Cuenta la leyenda que un hombre oyó decir que la felicidad es un tesoro escondido.
A partir de aquel instante comenzó a buscarla.
Primero se aventuró por el placer y por todo lo sensual, luego por el poder y la riqueza, después por la fama y la gloria, y así fue recorriendo el mundo del orgullo, del saber, de los viajes, del trabajo, del ocio y de todo cuanto estaba al alcance de su mano, pero un día, en un recodo del camino, leyó un letrero que decía: «Le quedan dos meses de vida».
Aquel hombre, cansado y desgastado por los sinsabores de la vida se dijo:
—Estos dos meses los dedicaré a compartir todo lo que tengo de experiencia, de saber y de vida con las personas que me rodean.
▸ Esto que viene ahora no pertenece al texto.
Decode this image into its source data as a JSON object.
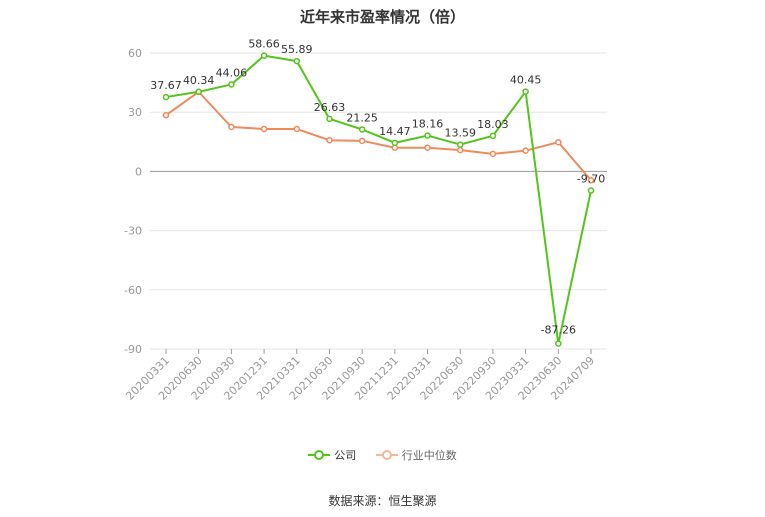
{
  "chart_data": {
    "type": "line",
    "title": "近年来市盈率情况（倍）",
    "categories": [
      "20200331",
      "20200630",
      "20200930",
      "20201231",
      "20210331",
      "20210630",
      "20210930",
      "20211231",
      "20220331",
      "20220630",
      "20220930",
      "20230331",
      "20230630",
      "20240709"
    ],
    "series": [
      {
        "name": "公司",
        "color": "#52c41a",
        "values": [
          37.67,
          40.34,
          44.06,
          58.66,
          55.89,
          26.63,
          21.25,
          14.47,
          18.16,
          13.59,
          18.03,
          40.45,
          -87.26,
          -9.7
        ],
        "labels": [
          "37.67",
          "40.34",
          "44.06",
          "58.66",
          "55.89",
          "26.63",
          "21.25",
          "14.47",
          "18.16",
          "13.59",
          "18.03",
          "40.45",
          "-87.26",
          "-9.70"
        ]
      },
      {
        "name": "行业中位数",
        "color": "#f08a5d",
        "values": [
          28.5,
          40.3,
          22.5,
          21.5,
          21.5,
          15.8,
          15.5,
          12.0,
          12.0,
          10.8,
          8.9,
          10.5,
          14.8,
          -4.5
        ]
      }
    ],
    "ylim": [
      -90,
      60
    ],
    "yticks": [
      60,
      30,
      0,
      -30,
      -60,
      -90
    ],
    "grid": true,
    "legend_position": "bottom"
  },
  "source": "数据来源：恒生聚源"
}
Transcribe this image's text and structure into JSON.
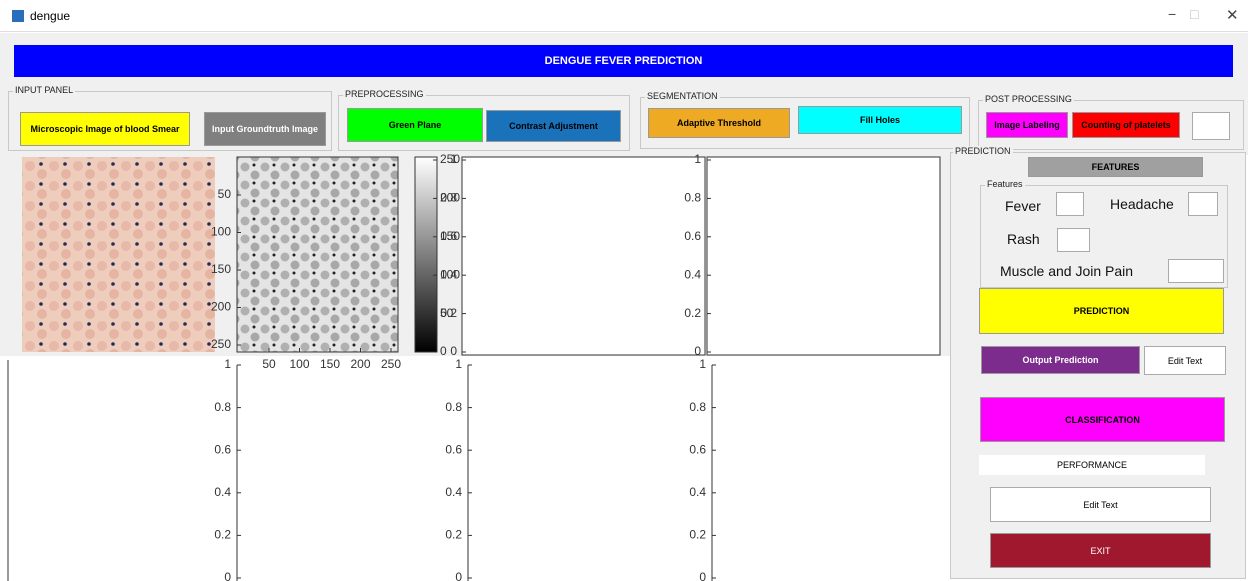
{
  "window": {
    "title": "dengue"
  },
  "banner": "DENGUE FEVER PREDICTION",
  "input_panel": {
    "title": "INPUT PANEL",
    "buttons": [
      "Microscopic Image of blood Smear",
      "Input Groundtruth Image"
    ]
  },
  "preprocessing": {
    "title": "PREPROCESSING",
    "buttons": [
      "Green Plane",
      "Contrast Adjustment"
    ]
  },
  "segmentation": {
    "title": "SEGMENTATION",
    "buttons": [
      "Adaptive Threshold",
      "Fill Holes"
    ]
  },
  "post_processing": {
    "title": "POST PROCESSING",
    "buttons": [
      "Image Labeling",
      "Counting of platelets"
    ]
  },
  "prediction": {
    "title": "PREDICTION",
    "features_button": "FEATURES",
    "features": {
      "title": "Features",
      "fields": [
        "Fever",
        "Headache",
        "Rash",
        "Muscle and Join Pain"
      ]
    },
    "predict_button": "PREDICTION",
    "output_button": "Output Prediction",
    "output_text": "Edit Text",
    "classify_button": "CLASSIFICATION",
    "performance": "PERFORMANCE",
    "performance_text": "Edit Text",
    "exit_button": "EXIT"
  },
  "axes": [
    {
      "yticks": [
        50,
        100,
        150,
        200,
        250
      ],
      "xticks": [
        50,
        100,
        150,
        200,
        250
      ]
    },
    {
      "yticks": [
        0,
        50,
        100,
        150,
        200,
        250
      ]
    },
    {
      "yticks": [
        0,
        0.2,
        0.4,
        0.6,
        0.8,
        1
      ]
    },
    {
      "yticks": [
        0,
        0.2,
        0.4,
        0.6,
        0.8,
        1
      ]
    },
    {
      "yticks": [
        0,
        0.2,
        0.4,
        0.6,
        0.8,
        1
      ]
    },
    {
      "yticks": [
        0,
        0.2,
        0.4,
        0.6,
        0.8,
        1
      ]
    },
    {
      "yticks": [
        0,
        0.2,
        0.4,
        0.6,
        0.8,
        1
      ]
    }
  ]
}
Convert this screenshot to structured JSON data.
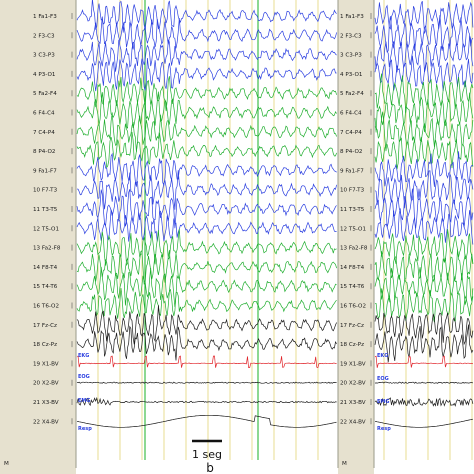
{
  "channels": [
    {
      "num": "1",
      "left": "Fa1-F3",
      "right": "Fa1-F3",
      "group": "blue"
    },
    {
      "num": "2",
      "left": "F3-C3",
      "right": "F3-C3",
      "group": "blue"
    },
    {
      "num": "3",
      "left": "C3-P3",
      "right": "C3-P3",
      "group": "blue"
    },
    {
      "num": "4",
      "left": "P3-O1",
      "right": "P3-O1",
      "group": "blue"
    },
    {
      "num": "5",
      "left": "Fa2-F4",
      "right": "Fa2-F4",
      "group": "green"
    },
    {
      "num": "6",
      "left": "F4-C4",
      "right": "F4-C4",
      "group": "green"
    },
    {
      "num": "7",
      "left": "C4-P4",
      "right": "C4-P4",
      "group": "green"
    },
    {
      "num": "8",
      "left": "P4-O2",
      "right": "P4-O2",
      "group": "green"
    },
    {
      "num": "9",
      "left": "Fa1-F7",
      "right": "Fa1-F7",
      "group": "blue"
    },
    {
      "num": "10",
      "left": "F7-T3",
      "right": "F7-T3",
      "group": "blue"
    },
    {
      "num": "11",
      "left": "T3-T5",
      "right": "T3-T5",
      "group": "blue"
    },
    {
      "num": "12",
      "left": "T5-O1",
      "right": "T5-O1",
      "group": "blue"
    },
    {
      "num": "13",
      "left": "Fa2-F8",
      "right": "Fa2-F8",
      "group": "green"
    },
    {
      "num": "14",
      "left": "F8-T4",
      "right": "F8-T4",
      "group": "green"
    },
    {
      "num": "15",
      "left": "T4-T6",
      "right": "T4-T6",
      "group": "green"
    },
    {
      "num": "16",
      "left": "T6-O2",
      "right": "T6-O2",
      "group": "green"
    },
    {
      "num": "17",
      "left": "Fz-Cz",
      "right": "Fz-Cz",
      "group": "black"
    },
    {
      "num": "18",
      "left": "Cz-Pz",
      "right": "Cz-Pz",
      "group": "black"
    },
    {
      "num": "19",
      "left": "X1-BV",
      "right": "X1-BV",
      "group": "red"
    },
    {
      "num": "20",
      "left": "X2-BV",
      "right": "X2-BV",
      "group": "black"
    },
    {
      "num": "21",
      "left": "X3-BV",
      "right": "X3-BV",
      "group": "black"
    },
    {
      "num": "22",
      "left": "X4-BV",
      "right": "X4-BV",
      "group": "black"
    }
  ],
  "side_labels": {
    "ekg": "EKG",
    "eog": "EOG",
    "emg": "EMG",
    "resp": "Resp"
  },
  "m_markers": [
    "M",
    "M"
  ],
  "scale_bar_label": "1 seg",
  "panel_label": "b",
  "colors": {
    "blue": "#2b3fe0",
    "green": "#1fae2e",
    "black": "#1a1a1a",
    "red": "#e0242a",
    "label_bg": "#e6e1cf",
    "grid_line": "#d8c84a",
    "marker_green": "#2fb83a"
  }
}
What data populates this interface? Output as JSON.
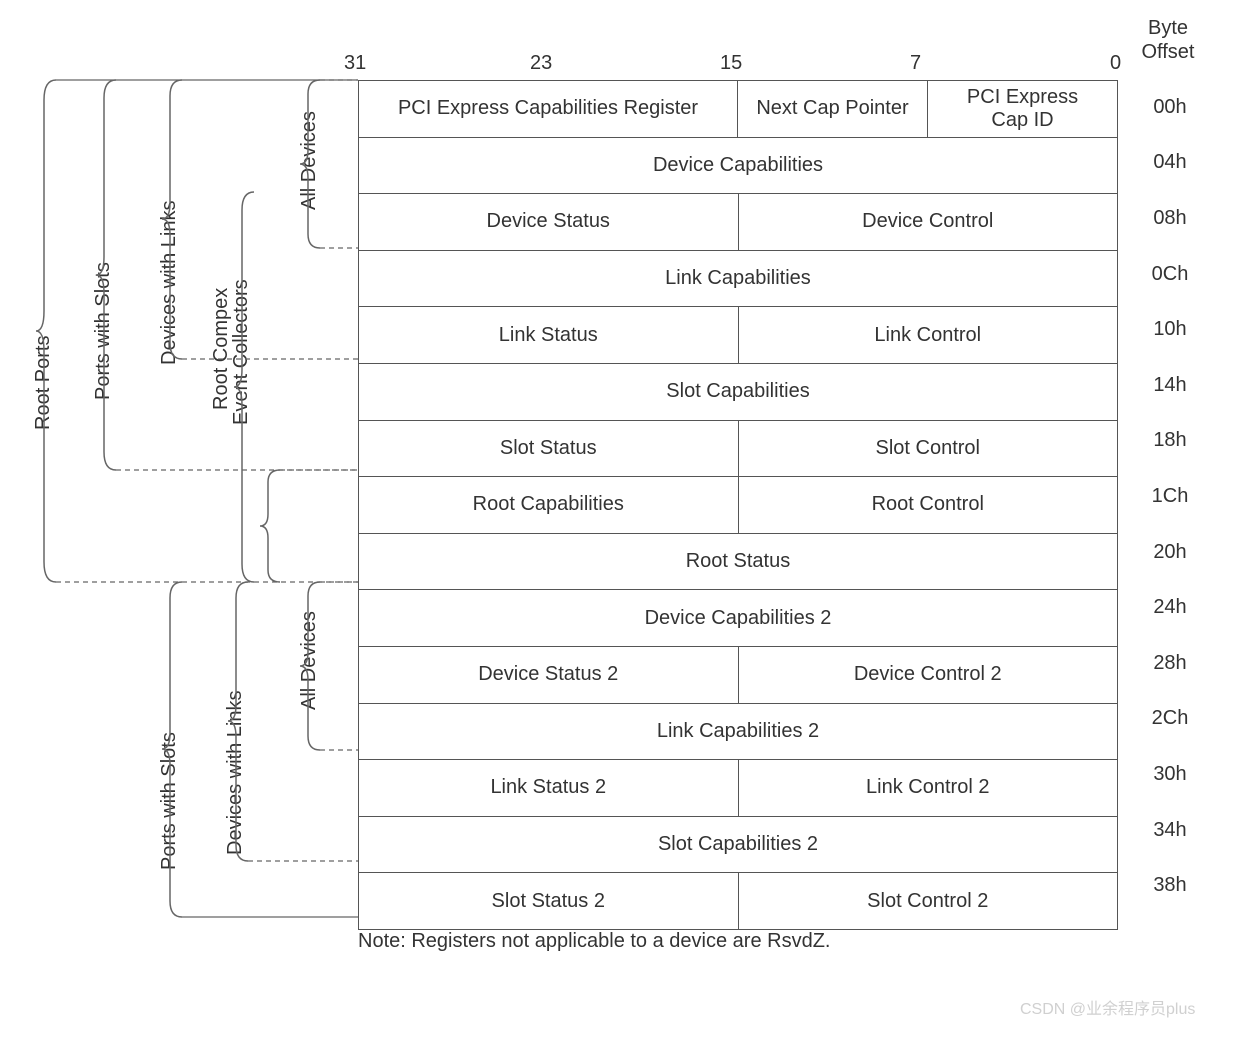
{
  "header": {
    "byte_offset": "Byte\nOffset"
  },
  "bits": [
    "31",
    "23",
    "15",
    "7",
    "0"
  ],
  "rows": [
    {
      "offset": "00h",
      "cells": [
        {
          "text": "PCI Express Capabilities Register",
          "span": 16
        },
        {
          "text": "Next Cap Pointer",
          "span": 8
        },
        {
          "text": "PCI Express\nCap ID",
          "span": 8
        }
      ]
    },
    {
      "offset": "04h",
      "cells": [
        {
          "text": "Device Capabilities",
          "span": 32
        }
      ]
    },
    {
      "offset": "08h",
      "cells": [
        {
          "text": "Device Status",
          "span": 16
        },
        {
          "text": "Device Control",
          "span": 16
        }
      ]
    },
    {
      "offset": "0Ch",
      "cells": [
        {
          "text": "Link Capabilities",
          "span": 32
        }
      ]
    },
    {
      "offset": "10h",
      "cells": [
        {
          "text": "Link Status",
          "span": 16
        },
        {
          "text": "Link Control",
          "span": 16
        }
      ]
    },
    {
      "offset": "14h",
      "cells": [
        {
          "text": "Slot Capabilities",
          "span": 32
        }
      ]
    },
    {
      "offset": "18h",
      "cells": [
        {
          "text": "Slot Status",
          "span": 16
        },
        {
          "text": "Slot Control",
          "span": 16
        }
      ]
    },
    {
      "offset": "1Ch",
      "cells": [
        {
          "text": "Root Capabilities",
          "span": 16
        },
        {
          "text": "Root Control",
          "span": 16
        }
      ]
    },
    {
      "offset": "20h",
      "cells": [
        {
          "text": "Root Status",
          "span": 32
        }
      ]
    },
    {
      "offset": "24h",
      "cells": [
        {
          "text": "Device Capabilities 2",
          "span": 32
        }
      ]
    },
    {
      "offset": "28h",
      "cells": [
        {
          "text": "Device Status 2",
          "span": 16
        },
        {
          "text": "Device Control 2",
          "span": 16
        }
      ]
    },
    {
      "offset": "2Ch",
      "cells": [
        {
          "text": "Link Capabilities 2",
          "span": 32
        }
      ]
    },
    {
      "offset": "30h",
      "cells": [
        {
          "text": "Link Status 2",
          "span": 16
        },
        {
          "text": "Link Control 2",
          "span": 16
        }
      ]
    },
    {
      "offset": "34h",
      "cells": [
        {
          "text": "Slot Capabilities 2",
          "span": 32
        }
      ]
    },
    {
      "offset": "38h",
      "cells": [
        {
          "text": "Slot Status 2",
          "span": 16
        },
        {
          "text": "Slot Control 2",
          "span": 16
        }
      ]
    }
  ],
  "note": "Note:  Registers not applicable to a device are RsvdZ.",
  "watermark": "CSDN @业余程序员plus",
  "groups": {
    "root_ports": "Root Ports",
    "ports_with_slots": "Ports with Slots",
    "devices_with_links": "Devices with Links",
    "root_complex_event_collectors_1": "Root Compex",
    "root_complex_event_collectors_2": "Event Collectors",
    "all_devices": "All Devices"
  },
  "layout": {
    "tableLeft": 358,
    "tableTop": 80,
    "tableWidth": 758,
    "rowHeight": 55.6,
    "bitPositions": {
      "31": 344,
      "23": 530,
      "15": 720,
      "7": 910,
      "0": 1110
    },
    "borderColor": "#555555",
    "textColor": "#333333",
    "braceColor": "#666666",
    "fontSize": 20
  }
}
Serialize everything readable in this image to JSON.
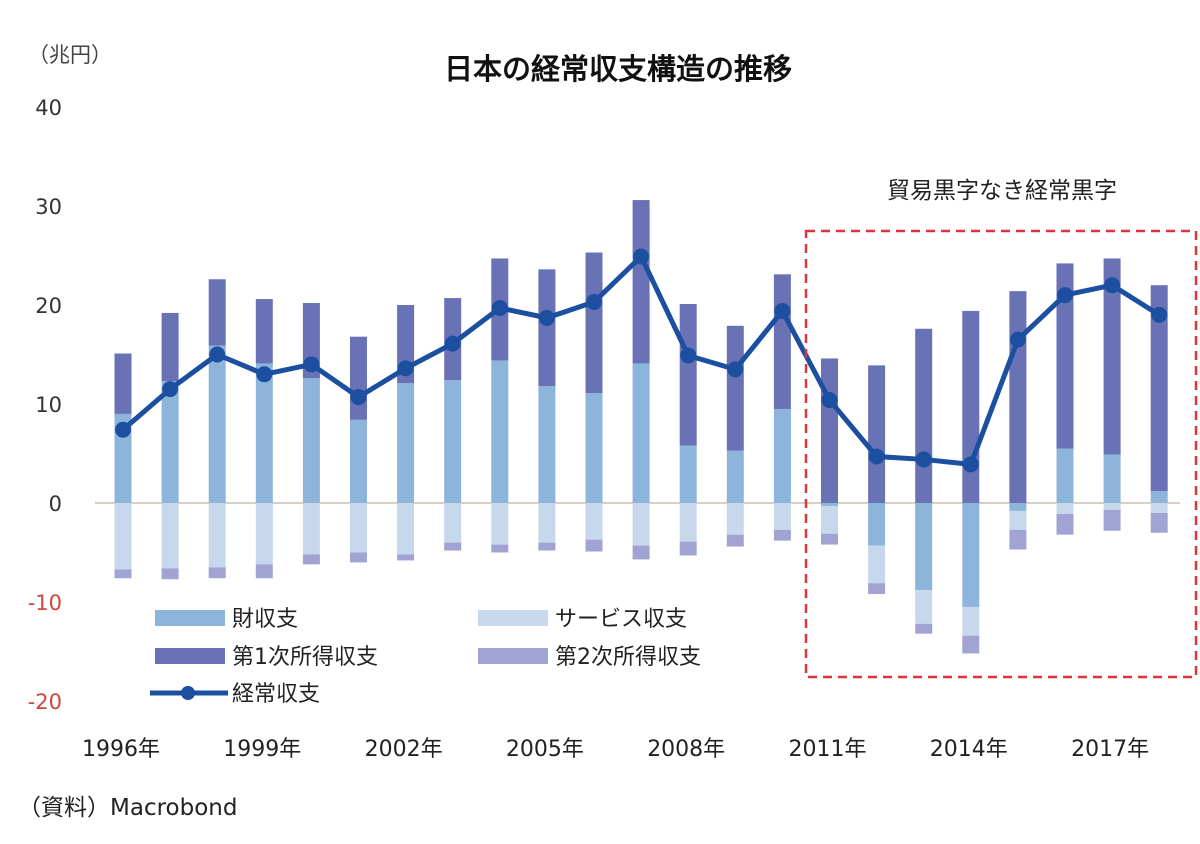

Y aquel buscador infatigable de la felicidad, sólo al final de sus días, descubrió que en su interior, en lo que podía compartir, en el tiempo que dedicaba a los demás, en la renuncia que hacía de sí mismo por servir, estaba el tesoro que tanto había deseado.
Comprendió que para ser feliz se necesita amar, aceptar la vida como viene, disfrutar de lo pequeño y de lo grande, conocerse a sí mismo y aceptarse así como se es, sentirse querido y valorado, pero también querer y valorar, tener razones para vivir y esperar, y también razones para morir y descansar.
Entendió que la felicidad brota en el corazón, de donde emana el cariño, la ternura y la comprensión.
Que los instantes y momentos de plenitud y bienestar, está unida y ligada a la forma de ver a la gente y a la manera de relacionarse con ella, pero para ello hay que gozar de paz interior.
Finalmente, descubrió que cada edad tiene su propia medida de felicidad y que sólo Dios es la fuente suprema de la alegría, por ser Él: amor, gozo, paz, bondad, reconciliación, perdón y entrega total.
Entonces recordó aquel proverbio que dice: «Cuán poco gozamos con lo que tenemos y cuánto sufrimos por lo mucho que anhelamos».
¡Sé feliz antes de que se te haga demasiado tarde!